Clouées au sol, les voitures volantes ne sont pas passées inaperçues au salon de l’aéronautique et de l’espace qui se tient au Bourget jusqu’au 23 juin. Mi-hélicoptère, mi-drône, ces véhicules atypiques sont la dernière lubie des constructeurs aéronautiques. Et pas des moindres puisque Boeing et Airbus développent leur voiture volante expérimentale.

0 émission et autonome

D’une longueur de 9,14 m pour une largeur de 8,53 m, l’Autonomous Passenger Air Vehicle de Boeing est un appareil électrique, zéro émission. Equipé d’hélices, deux longs patins lui permettent de décoller à la verticale. D'une autonomie de 80 km, il a réalisé un vol stationnaire en janvier dernier.

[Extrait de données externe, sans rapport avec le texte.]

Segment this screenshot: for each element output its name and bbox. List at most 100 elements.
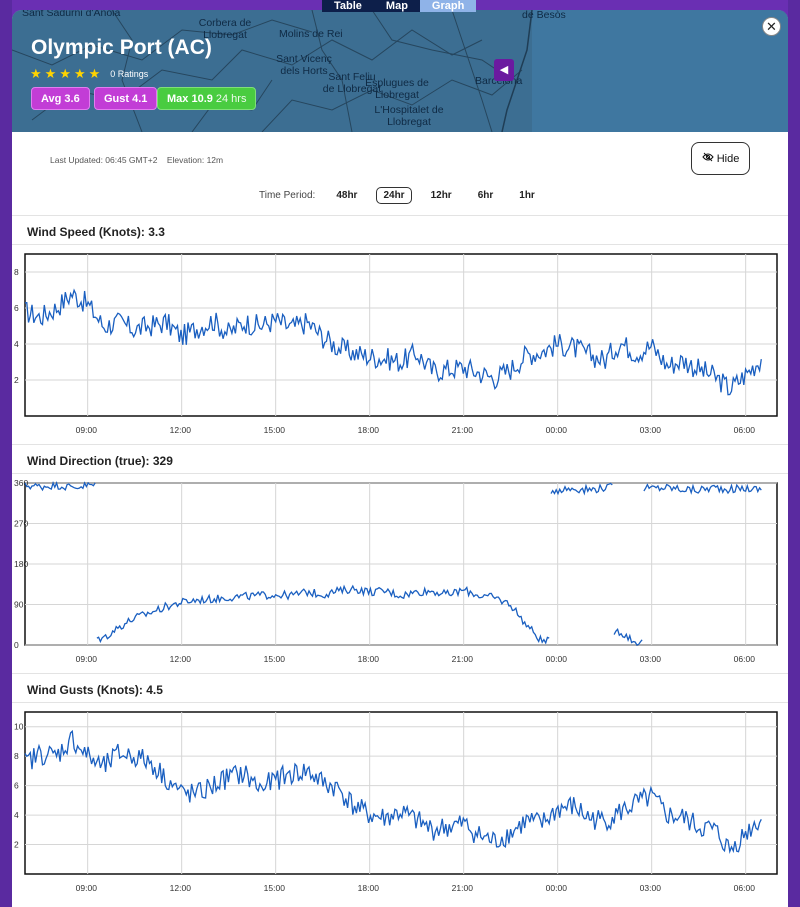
station-meta: Last Updated: 06:45 GMT+2 Elevation: 12m (50, 155, 230, 165)
station-panel: Sant Sadurni d'Anoia Corbera de Llobrega… (12, 10, 788, 907)
map-label: Sant Vicenç dels Horts (276, 53, 332, 77)
eye-slash-icon (702, 152, 714, 165)
y-tick-label: 360 (14, 478, 28, 488)
y-tick-label: 90 (14, 600, 24, 610)
x-tick-label: 12:00 (170, 654, 192, 664)
y-tick-label: 10 (14, 722, 24, 732)
series-line (24, 288, 762, 396)
plot-frame (24, 253, 778, 417)
station-title: Olympic Port (AC) (31, 36, 212, 59)
period-option-48hr[interactable]: 48hr (336, 190, 358, 201)
y-tick-label: 4 (14, 810, 19, 820)
x-tick-label: 06:00 (734, 425, 756, 435)
y-tick-label: 8 (14, 751, 19, 761)
ratings-count: 0 Ratings (110, 69, 149, 79)
period-option-24hr[interactable]: 24hr (376, 187, 412, 204)
x-tick-label: 03:00 (640, 883, 662, 893)
map-background (12, 10, 788, 132)
series-line (613, 627, 643, 646)
x-tick-label: 12:00 (170, 883, 192, 893)
y-tick-label: 6 (14, 781, 19, 791)
period-option-1hr[interactable]: 1hr (519, 190, 535, 201)
period-option-12hr[interactable]: 12hr (430, 190, 452, 201)
x-tick-label: 03:00 (640, 425, 662, 435)
wind-gusts-title: Wind Gusts (Knots): 4.5 (27, 683, 163, 697)
x-tick-label: 03:00 (640, 654, 662, 664)
divider (12, 444, 788, 445)
divider (12, 244, 788, 245)
elevation: Elevation: 12m (166, 155, 224, 165)
tab-map[interactable]: Map (373, 0, 420, 12)
max-period: 24 hrs (215, 93, 247, 105)
y-tick-label: 8 (14, 267, 19, 277)
station-header: Sant Sadurni d'Anoia Corbera de Llobrega… (12, 10, 788, 132)
map-label: de Besòs (522, 10, 566, 21)
station-marker-icon[interactable]: ◀ (494, 59, 514, 81)
tab-graph[interactable]: Graph (419, 0, 477, 12)
x-tick-label: 06:00 (734, 883, 756, 893)
view-tabs: Table Map Graph (322, 0, 477, 12)
x-tick-label: 00:00 (546, 425, 568, 435)
star-icon[interactable]: ★ (88, 66, 101, 81)
wind-direction-title: Wind Direction (true): 329 (27, 454, 173, 468)
max-badge: Max 10.9 24 hrs (157, 87, 257, 110)
series-line (24, 729, 762, 855)
last-updated: Last Updated: 06:45 GMT+2 (50, 155, 158, 165)
star-icon[interactable]: ★ (73, 66, 86, 81)
gust-badge: Gust 4.1 (94, 87, 158, 110)
hide-button[interactable]: Hide (691, 142, 750, 175)
divider (12, 702, 788, 703)
x-tick-label: 09:00 (76, 883, 98, 893)
x-tick-label: 12:00 (170, 425, 192, 435)
max-value: Max 10.9 (167, 93, 213, 105)
star-icon[interactable]: ★ (59, 66, 71, 81)
x-tick-label: 21:00 (452, 654, 474, 664)
period-option-6hr[interactable]: 6hr (477, 190, 494, 201)
y-tick-label: 180 (14, 559, 28, 569)
y-tick-label: 6 (14, 303, 19, 313)
series-line (24, 481, 96, 492)
x-tick-label: 21:00 (452, 425, 474, 435)
x-tick-label: 21:00 (452, 883, 474, 893)
x-tick-label: 00:00 (546, 654, 568, 664)
background-strip-left (0, 0, 12, 907)
star-icon[interactable]: ★ (44, 66, 57, 81)
x-tick-label: 09:00 (76, 425, 98, 435)
x-tick-label: 15:00 (264, 425, 286, 435)
x-tick-label: 15:00 (264, 654, 286, 664)
series-line (96, 584, 550, 645)
plot-frame (24, 711, 778, 875)
time-period-selector: Time Period: 48hr 24hr 12hr 6hr 1hr (259, 187, 548, 204)
avg-badge: Avg 3.6 (31, 87, 90, 110)
wind-speed-chart: 2 4 6 8 09:00 12:00 15:00 18:00 21:00 00:00 03:00 0… (14, 253, 778, 435)
background-strip-right (788, 0, 800, 907)
y-tick-label: 4 (14, 339, 19, 349)
y-tick-label: 0 (14, 640, 19, 650)
y-tick-label: 270 (14, 519, 28, 529)
map-label: Esplugues de Llobregat (365, 77, 429, 101)
x-tick-label: 09:00 (76, 654, 98, 664)
x-tick-label: 18:00 (358, 425, 380, 435)
map-label: Sant Sadurni d'Anoia (22, 10, 121, 19)
x-tick-label: 18:00 (358, 654, 380, 664)
hide-label: Hide (716, 152, 740, 165)
series-line (550, 482, 613, 496)
divider (12, 673, 788, 674)
rating-stars[interactable]: ★ ★ ★ ★ ★ 0 Ratings (30, 66, 148, 82)
map-label: Molins de Rei (279, 28, 343, 40)
map-label: Corbera de Llobregat (198, 17, 252, 41)
tab-table[interactable]: Table (322, 0, 374, 12)
map-label: Sant Feliu de Llobregat (322, 71, 382, 95)
wind-speed-title: Wind Speed (Knots): 3.3 (27, 225, 165, 239)
x-tick-label: 00:00 (546, 883, 568, 893)
x-tick-label: 18:00 (358, 883, 380, 893)
close-button[interactable]: ✕ (762, 17, 781, 36)
series-line (643, 483, 762, 495)
map-label: L'Hospitalet de Llobregat (374, 104, 444, 128)
x-tick-label: 06:00 (734, 654, 756, 664)
x-tick-label: 15:00 (264, 883, 286, 893)
time-period-label: Time Period: (259, 190, 316, 201)
divider (12, 473, 788, 474)
y-tick-label: 2 (14, 375, 19, 385)
star-icon[interactable]: ★ (30, 66, 42, 81)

100% électrique, celui d’Airbus est un aéronef à décollage et atterrissage vertical. Ce monoplace a déjà effectué pas moins de 81 vols.

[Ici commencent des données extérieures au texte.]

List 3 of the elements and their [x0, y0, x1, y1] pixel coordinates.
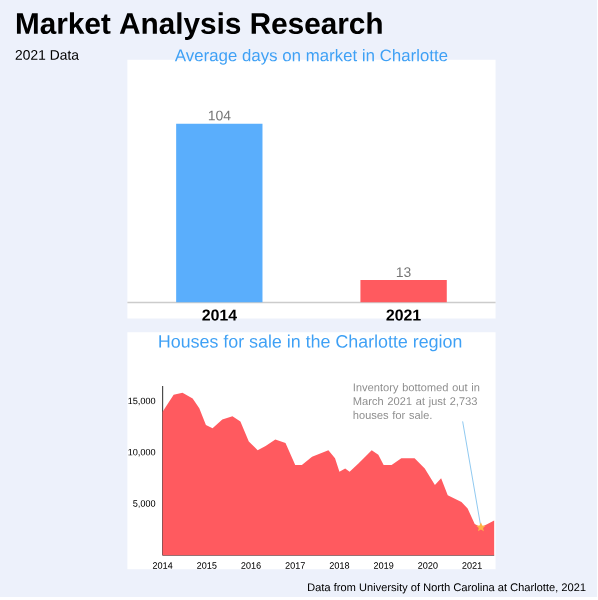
chart-title: Houses for sale in the Charlotte region — [159, 334, 462, 352]
chart-title: Average days on market in Charlotte — [175, 48, 448, 65]
text: Market Analysis Research — [17, 12, 383, 40]
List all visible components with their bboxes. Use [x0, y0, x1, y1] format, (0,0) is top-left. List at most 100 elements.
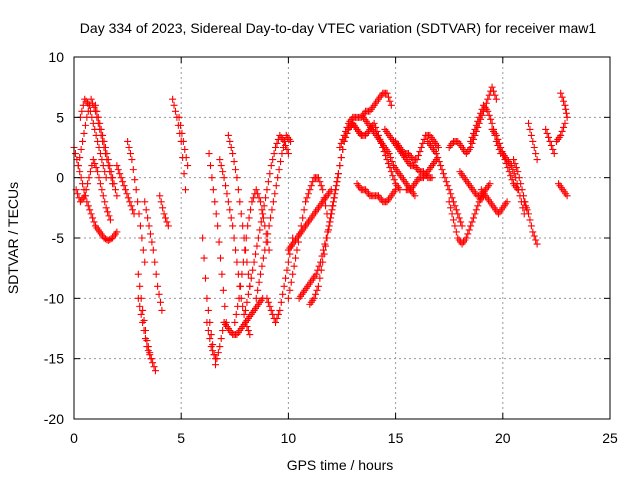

Car avant de pouvoir survoler les toits de Paris ou slalomer entre les buildings de New York, ces engins doivent faire leurs preuves en tant que taxis ou service d’urgence par exemple. Et ce, sur de courtes distances (environ 40 km), d’une ville à son aéroport. À noter, la distance qui sépare le centre-ville de l'aéroport est inférieure à 35 km dans 80% des mégalopoles du monde.

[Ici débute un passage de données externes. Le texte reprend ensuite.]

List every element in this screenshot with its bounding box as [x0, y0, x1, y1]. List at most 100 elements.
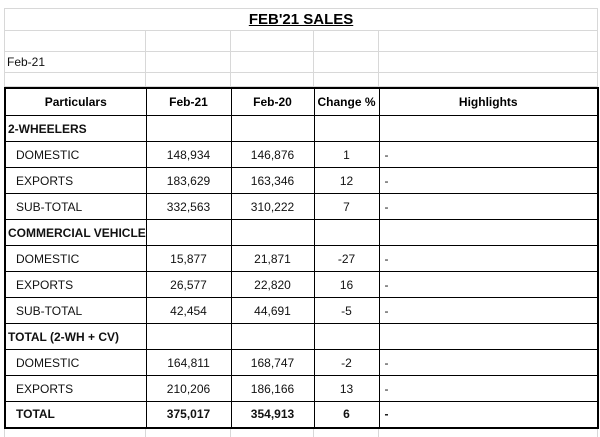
period-label: Feb-21: [4, 51, 146, 73]
cell-feb21: 148,934: [145, 141, 232, 168]
cell-change: -2: [313, 349, 380, 376]
col-header-particulars: Particulars: [4, 87, 147, 116]
cell-label: DOMESTIC: [4, 245, 147, 272]
empty-cell: [313, 51, 379, 73]
cell-feb21: 210,206: [145, 375, 232, 402]
cell-label: TOTAL (2-WH + CV): [4, 323, 147, 350]
cell-highlights: [378, 115, 599, 142]
cell-feb20: 163,346: [230, 167, 315, 194]
cell-feb20: 146,876: [230, 141, 315, 168]
table-row: 2-WHEELERS: [4, 115, 599, 142]
empty-cell: [230, 72, 314, 87]
cell-highlights: -: [378, 167, 599, 194]
empty-cell: [377, 51, 599, 73]
table-row: COMMERCIAL VEHICLES: [4, 219, 599, 246]
cell-change: 13: [313, 375, 380, 402]
table-row: DOMESTIC 15,877 21,871 -27-: [4, 245, 599, 272]
empty-grid-row: [4, 30, 599, 52]
cell-change: [313, 219, 380, 246]
col-header-highlights: Highlights: [378, 87, 599, 116]
cell-change: [313, 323, 380, 350]
col-header-feb20: Feb-20: [230, 87, 315, 116]
cell-feb20: [230, 115, 315, 142]
cell-change: 7: [313, 193, 380, 220]
cell-feb20: [230, 219, 315, 246]
empty-cell: [377, 30, 599, 52]
empty-cell: [145, 72, 231, 87]
table-row: DOMESTIC 148,934 146,876 1-: [4, 141, 599, 168]
cell-feb21: 375,017: [145, 401, 232, 428]
cell-feb21: 332,563: [145, 193, 232, 220]
cell-change: 6: [313, 401, 380, 428]
title-row: FEB'21 SALES: [3, 8, 599, 31]
cell-feb20: 21,871: [230, 245, 315, 272]
cell-change: -27: [313, 245, 380, 272]
cell-feb20: [230, 323, 315, 350]
cell-label: COMMERCIAL VEHICLES: [4, 219, 147, 246]
col-header-feb21: Feb-21: [145, 87, 232, 116]
cell-feb20: 22,820: [230, 271, 315, 298]
sales-table-body: 2-WHEELERS DOMESTIC 148,934 146,876 1- EXPORT…: [4, 115, 599, 428]
header-row: Particulars Feb-21 Feb-20 Change % Highl…: [4, 87, 599, 116]
cell-highlights: -: [378, 141, 599, 168]
cell-feb21: 164,811: [145, 349, 232, 376]
cell-feb20: 168,747: [230, 349, 315, 376]
empty-cell: [145, 51, 231, 73]
cell-feb21: 183,629: [145, 167, 232, 194]
cell-feb20: 310,222: [230, 193, 315, 220]
empty-cell: [313, 30, 379, 52]
empty-grid-row: [4, 72, 599, 87]
cell-feb20: 354,913: [230, 401, 315, 428]
cell-change: [313, 115, 380, 142]
cell-label: EXPORTS: [4, 271, 147, 298]
cell-highlights: -: [378, 297, 599, 324]
cell-highlights: -: [378, 245, 599, 272]
cell-feb21: 15,877: [145, 245, 232, 272]
table-row: SUB-TOTAL 332,563 310,222 7-: [4, 193, 599, 220]
cell-label: SUB-TOTAL: [4, 193, 147, 220]
cell-change: 12: [313, 167, 380, 194]
table-row: TOTAL 375,017 354,913 6-: [4, 401, 599, 428]
cell-change: 1: [313, 141, 380, 168]
cell-label: TOTAL: [4, 401, 147, 428]
cell-highlights: -: [378, 193, 599, 220]
spreadsheet-sheet: FEB'21 SALES Feb-21 Partic: [3, 8, 599, 437]
col-header-change: Change %: [313, 87, 380, 116]
cell-label: 2-WHEELERS: [4, 115, 147, 142]
table-row: EXPORTS 26,577 22,820 16-: [4, 271, 599, 298]
table-row: EXPORTS 183,629 163,346 12-: [4, 167, 599, 194]
empty-cell: [377, 72, 599, 87]
cell-highlights: [378, 323, 599, 350]
top-grid-area: FEB'21 SALES Feb-21: [3, 8, 599, 87]
sales-table: Particulars Feb-21 Feb-20 Change % Highl…: [4, 87, 599, 429]
empty-cell: [4, 72, 146, 87]
cell-label: DOMESTIC: [4, 141, 147, 168]
empty-cell: [313, 72, 379, 87]
table-row: DOMESTIC 164,811 168,747 -2-: [4, 349, 599, 376]
cell-highlights: [378, 219, 599, 246]
empty-cell: [4, 30, 146, 52]
cell-feb21: [145, 219, 232, 246]
empty-cell: [230, 51, 314, 73]
cell-label: DOMESTIC: [4, 349, 147, 376]
table-row: SUB-TOTAL 42,454 44,691 -5-: [4, 297, 599, 324]
cell-feb20: 44,691: [230, 297, 315, 324]
cell-label: EXPORTS: [4, 167, 147, 194]
cell-change: -5: [313, 297, 380, 324]
table-row: EXPORTS 210,206 186,166 13-: [4, 375, 599, 402]
period-label-row: Feb-21: [4, 51, 599, 73]
cell-feb21: 42,454: [145, 297, 232, 324]
cell-highlights: -: [378, 271, 599, 298]
empty-cell: [145, 30, 231, 52]
sheet-title: FEB'21 SALES: [3, 8, 599, 31]
cell-label: SUB-TOTAL: [4, 297, 147, 324]
cell-feb21: [145, 115, 232, 142]
cell-label: EXPORTS: [4, 375, 147, 402]
cell-highlights: -: [378, 375, 599, 402]
empty-cell: [230, 30, 314, 52]
cell-highlights: -: [378, 349, 599, 376]
cell-feb20: 186,166: [230, 375, 315, 402]
cell-change: 16: [313, 271, 380, 298]
table-row: TOTAL (2-WH + CV): [4, 323, 599, 350]
cell-feb21: [145, 323, 232, 350]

Certains acteurs du secteur voient plus loin, au-delà du simple taxi aérien. «Il y avait un trou dans la mobilité à basse altitude et c'est ce qu'on est en train de régler maintenant», estime Rémi Cornubert, Senior Partner chez Advancy, un cabinet de conseil.

Si l’heure reste à la prudence, nombre d’experts voient circuler les taxis du futur bien au-dessus de nos têtes. Une étude du cabinet de conseil en stratégie Roland Berger annonce 100.000 appareils de ce type d'ici à 2050. Réunis dans un nouveau consortium, ADP, la RATP et la région Ile-de-France étudient la faisabilité du développement de l'aéronef d'Airbus en zone urbaine.

Des limites technologiques

Ceux qui rêvent de ciels encombrés version 5e élément devront patienter: «cela va prendre un certain temps avant de voir des voitures volantes opérationnelles. Mais il y a beaucoup de technologies disponibles que nous pourrons bientôt certifier », souligne Eduardo Dominguez Puerta, responsable de la mobilité urbaine aérienne chez Airbus.

Leur faible autonomie les cantonne encore à un rôle de taxi sur de courtes distances. Autre écueil: l’inexistence pour le moment des infrastructures. «Les villes ne sont pas aménagées pour cela. Où vont être centralisés les passagers? Où mettre les plates-formes de décollage et d’atterrissage», s’interroge Rémi Cornubert.

Définir un cadre

L'absence de règles ne facilite pas le décollage non plus. «Il va falloir créer des règles, des normes, des autoroutes de l'air», confirme Eduardo Dominguez Puerta. Comme l'autonomie, cet impératif sera déterminant pour démocratiser ce type de mobilité. D'autant que les règles diffèrent selon les villes. Pour exemple, il est tout à fait possible de survoler New-York, quand le ciel de Paris est interdit.

La sécurité, un problème? Assurément. Mais pas insurmontable. Ces véhicules devront communiquer avec un centre de contrôle et, entre eux, afin d'éviter les collisions, même lorsque ces nouveaux faucheurs de marguerites seront automones. Pas de pilote, est-ce bien raisonnable? Assurément, estime Rémi Cornubert qui estime la conduite autonome est un sujet que l'aéronautique maîtrise depuis de nombreuses années.